The path to implementing a programming language

July 9, 2023

This blog tries to summarize all the choices and paths you could take to implement your next programming language, more specifically the frontend for your language.

There are a lot of factors that will influence your choices. Maybe you have your favorite host language that you would like to use for implementing your language, whether your language is dynamically or statically typed, or you are designing your own plugin system that needs a small DSL, or you have a custom CPU that needs a programming language and so on.

This blog is by no means complete, it simply is summary of everything that I have found while trying to implement my own programming language, so please do some of your own research also. This blog might be helpful for others to get started in planning their next language.

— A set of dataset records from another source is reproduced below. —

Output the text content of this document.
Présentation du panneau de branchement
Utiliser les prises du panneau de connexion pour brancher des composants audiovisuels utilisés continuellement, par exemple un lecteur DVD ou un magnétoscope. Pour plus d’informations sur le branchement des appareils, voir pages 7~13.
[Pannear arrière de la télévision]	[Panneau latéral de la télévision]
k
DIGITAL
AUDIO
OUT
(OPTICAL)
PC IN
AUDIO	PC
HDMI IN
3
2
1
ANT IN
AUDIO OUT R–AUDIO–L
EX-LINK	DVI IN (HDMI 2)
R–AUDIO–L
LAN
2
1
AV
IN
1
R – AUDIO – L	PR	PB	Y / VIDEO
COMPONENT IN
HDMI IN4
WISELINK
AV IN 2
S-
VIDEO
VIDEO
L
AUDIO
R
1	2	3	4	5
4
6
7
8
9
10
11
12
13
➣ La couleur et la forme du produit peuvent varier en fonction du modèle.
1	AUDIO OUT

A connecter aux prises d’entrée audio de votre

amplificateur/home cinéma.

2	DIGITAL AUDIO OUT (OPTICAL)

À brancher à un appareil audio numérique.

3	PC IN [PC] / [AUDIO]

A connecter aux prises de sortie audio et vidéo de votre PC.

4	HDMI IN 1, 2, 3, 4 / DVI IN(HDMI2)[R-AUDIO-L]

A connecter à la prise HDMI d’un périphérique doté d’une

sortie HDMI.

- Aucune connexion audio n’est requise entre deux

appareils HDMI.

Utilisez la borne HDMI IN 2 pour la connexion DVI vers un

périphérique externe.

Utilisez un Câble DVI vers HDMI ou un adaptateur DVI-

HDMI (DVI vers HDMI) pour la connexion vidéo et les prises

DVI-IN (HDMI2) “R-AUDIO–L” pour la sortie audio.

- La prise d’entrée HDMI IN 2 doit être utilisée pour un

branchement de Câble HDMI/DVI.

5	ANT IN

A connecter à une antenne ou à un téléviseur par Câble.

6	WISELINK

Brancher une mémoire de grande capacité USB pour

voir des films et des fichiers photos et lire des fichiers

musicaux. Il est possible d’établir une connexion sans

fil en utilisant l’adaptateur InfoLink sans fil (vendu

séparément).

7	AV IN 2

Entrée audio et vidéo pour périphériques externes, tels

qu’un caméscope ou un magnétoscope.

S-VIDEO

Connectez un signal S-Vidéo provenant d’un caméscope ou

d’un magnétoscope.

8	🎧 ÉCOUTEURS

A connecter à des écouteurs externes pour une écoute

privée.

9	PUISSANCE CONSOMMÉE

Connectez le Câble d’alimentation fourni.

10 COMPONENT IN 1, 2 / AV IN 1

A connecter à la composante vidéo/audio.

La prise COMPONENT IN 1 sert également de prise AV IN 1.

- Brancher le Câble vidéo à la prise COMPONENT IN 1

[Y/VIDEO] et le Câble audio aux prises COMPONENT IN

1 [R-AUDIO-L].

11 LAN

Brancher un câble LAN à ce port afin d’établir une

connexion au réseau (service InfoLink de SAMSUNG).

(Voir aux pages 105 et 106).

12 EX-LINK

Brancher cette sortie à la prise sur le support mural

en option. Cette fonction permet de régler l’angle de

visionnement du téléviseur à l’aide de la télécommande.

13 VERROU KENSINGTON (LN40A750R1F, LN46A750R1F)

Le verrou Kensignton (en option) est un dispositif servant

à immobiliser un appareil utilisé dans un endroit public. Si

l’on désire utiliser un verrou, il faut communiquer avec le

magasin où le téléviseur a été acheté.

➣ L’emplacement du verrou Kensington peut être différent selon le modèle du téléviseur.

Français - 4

Language implementation paths

If you have read anything about writing your own compiler or interpreter, the first two steps are obvious. You would have to write your own lexer and parser. The lexer would take your language’s source code as input and spit out a list of tokens or words. Then the parser would take these list of tokens and constructs a tree like structure called the abstract syntax tree.

If you have already decided the host language you are going to use to implement your language, you can write the lexer and parser right away without worrying about the rest of the implementation.

You may have the choice to generate your lexer and parser from a grammar file using tools such as bison or antlr or you can hand write a recursive descent parser. I would recommend handwriting the parser since writing one is very simple, you can craft better error messages and you don’t make major changes to it once it is written.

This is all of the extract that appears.